If I comment that out (see attached patch). The partitions show up in the menu.
(My previous thought about the flag are unneeded)
follow-up: 11 comment:9 by , 3 years ago
I just said it should return B_OK
if the passed in list is non-empty. If it's empty, then it should return an error, because it has no bootable devices to pass to the generic loader code.
Regarding iterator.Remove()
, that may have been dependent on the old scanning behaviour, and may not be required in the new code. What used to happen is that an entry would end up duplicated when using the select a boot volume in the menu.
If you can confirm that removing iterator.Remove()
doesn't result in duplicate entries, then it is safe to remove.
This is all why I had marked my patch as WIP on Gerrit, as it does need extensive testing, which I haven't done.
comment:11 by , 3 years ago
Replying to jessicah:
I just said it should return
B_OK
if the passed in list is non-empty. If it's empty, then it should return an error, because it has no bootable devices to pass to the generic loader code.
Thanks, that makes perfect sense.
Regarding
iterator.Remove()
, that may have been dependent on the old scanning behaviour, and may not be required in the new code. What used to happen is that an entry would end up duplicated when using the select a boot volume in the menu.
I have seen that also.
If you can confirm that removing
iterator.Remove()
doesn't result in duplicate entries, then it is safe to remove.This is all why I had marked my patch as WIP on Gerrit, as it does need extensive testing, which I haven't done.

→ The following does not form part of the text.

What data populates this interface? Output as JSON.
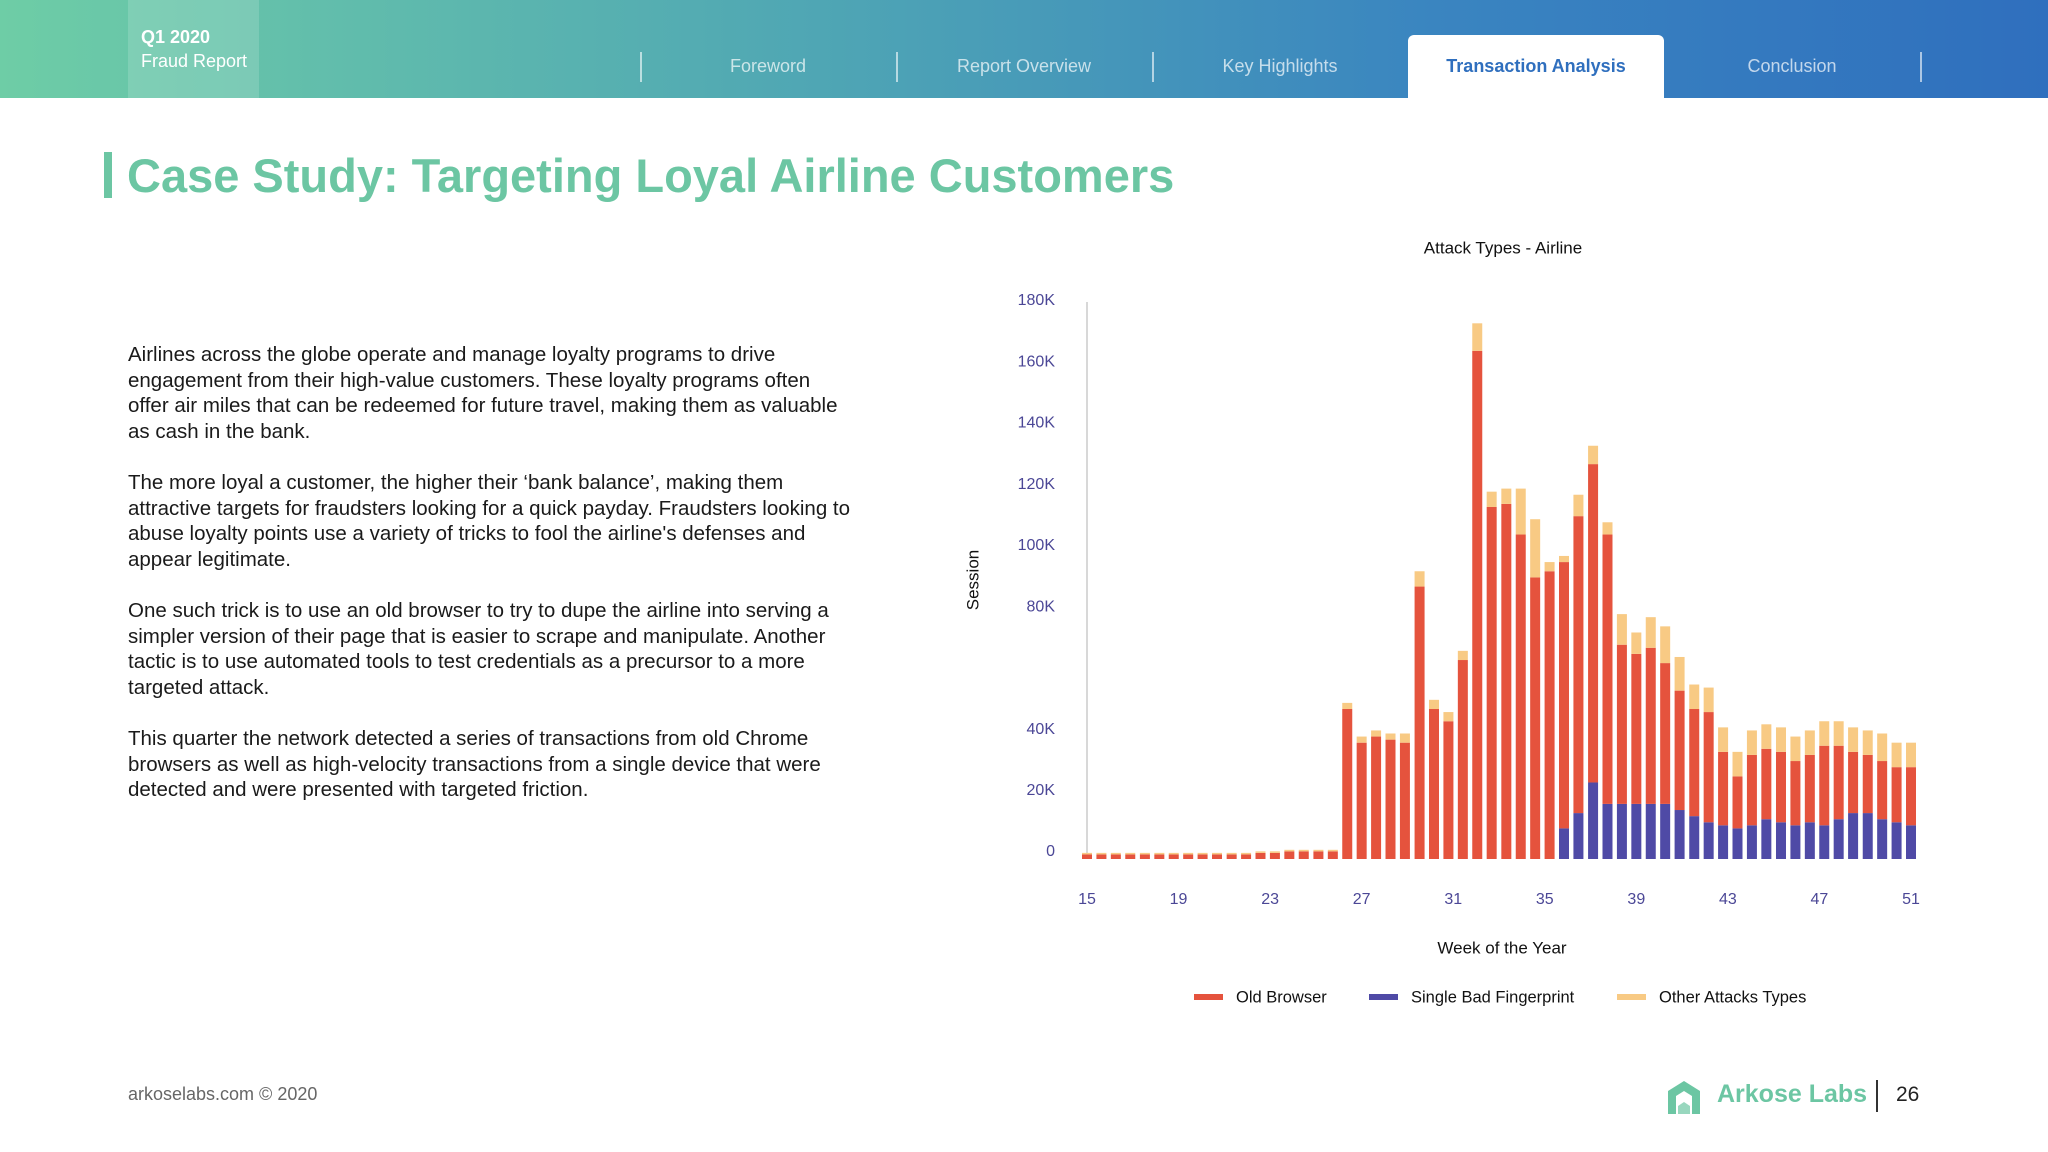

Indeed. Testing the EFI stuff is difficult (and time consuming!). I only have one hardware system to test on. (plus of course qemu).
comment:12 by , 3 years ago
Replying to jessicah:
please test https://review.haiku-os.org/c/haiku/+/4160
No duplicate entries and all partitions listed. Tested on Intel NUC (with nvme drive and sata drive) Tested on qemu with two GPT drives. Tested on qemu with one GPT drive and one MBR drive. All bootable partitions were listed. Non-bootable partitions were not listed.